In the OP however, the calculation of these probabilities has many tedious cases, which quickly devolves into tedious subcases.  The intersection of a pair of events is not too bad -- some pairs of five-card hands intersect in zero cards, some in one, some in two, some in three, and some in four.  Each of these probabilities is not too bad to compute, and I've done two examples above.  In a few minutes we can handle all ${36\choose 2}$ pairs of events.

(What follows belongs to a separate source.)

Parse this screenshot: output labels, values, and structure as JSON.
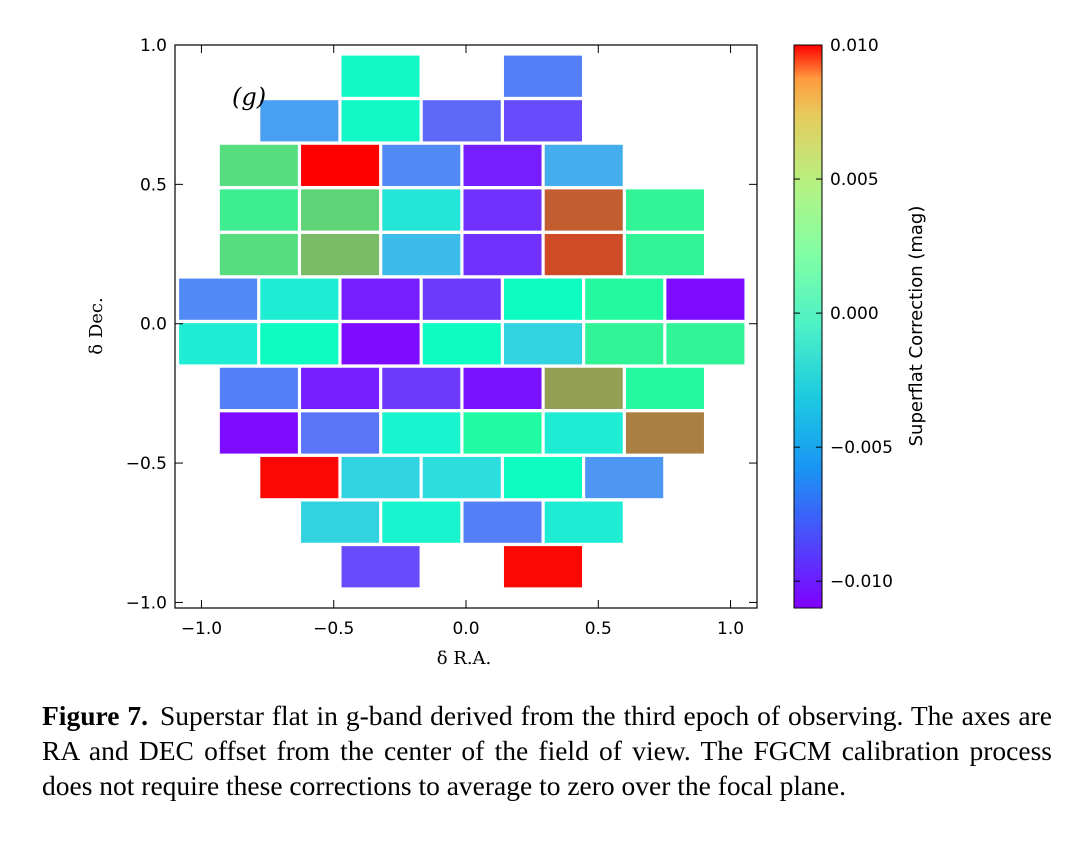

But we now need to consider the intersection of three of these events.  Now it's quite complicated indeed.  Perhaps the three hands are all nonintersecting.  Perhaps the first two hands intersect in two cards, but no other intersections occur.  Perhaps the first two hands intersect in one card, and the last two hands intersect in one card as well.  And all of these can happen, because with 26 cards there is a lot of room for cards!  Hence this method suffers from combinatorial explosion and is more or less hopeless to compute by hand, without careful calculation of many possible cases that could take hours.  Sadly a computer can only help with the arithmetic, not with the modeling.
A related question that is easily answered is the expected number of straight flushes in your 26 card hand.  This can be found using linearity of expectation, hence we multiply the expected number of the (A2345 of hearts) event, by 36.  The result is $$\frac{759}{833}\approx 0.9111$$
i.e. on average you will find approximately $0.9$ straight flushes in each hand of 26 cards.  However this averages hands with zero, and hands with seven, in a manner that can only be fully understood by using the inclusion-exclusion principle as above.
A: It may be possible to get a computer to count it.
Each suit is disjoint from the other suits.
We only want the probability of zero straight flushes.
The 'distribution' is how many spades, how many hearts, and so on.
$$P(a,b,c,d)=\frac{{13\choose a}{13\choose b}{13\choose c}{13\choose d}}{52\choose 26}$$
Then, given $x$ cards in a suit, what is the chance of no straight flush in that suit?  Some easy values are $Q(0)=Q(1)=...Q(4)=1$, and $Q(13)=0$.  There are $2^{13}=8192$ subsets of thirteen cards.  It is simple to get a computer to run through all 8192, counting how many cards and whether there is a straight flush.  Lastly, get the machine to calculate $$\sum_{a+b+c+d=26}P(a,b,c,d)Q(a)Q(b)Q(c)Q(d)$$
There are $29\choose3$ ways that four non-negative numbers can sum to 26; the cases with $a>13$ can be covered by setting $Q(14)=...=Q(26)=0$.
The reason for $29\choose3$ is a stars-and-bars argument.  You have 26 cards, and three suit-dividers.  They fill 26+3=29 places.  Choose the three spots for the suit-dividers, and put unmarked cards in the other 26 spots.  Now you know how many of each suit there are.  All those to the left of the first divider are spades; all those between divider 1 and divider 2 are hearts, then diamonds; and all those to the right of the third divider are clubs.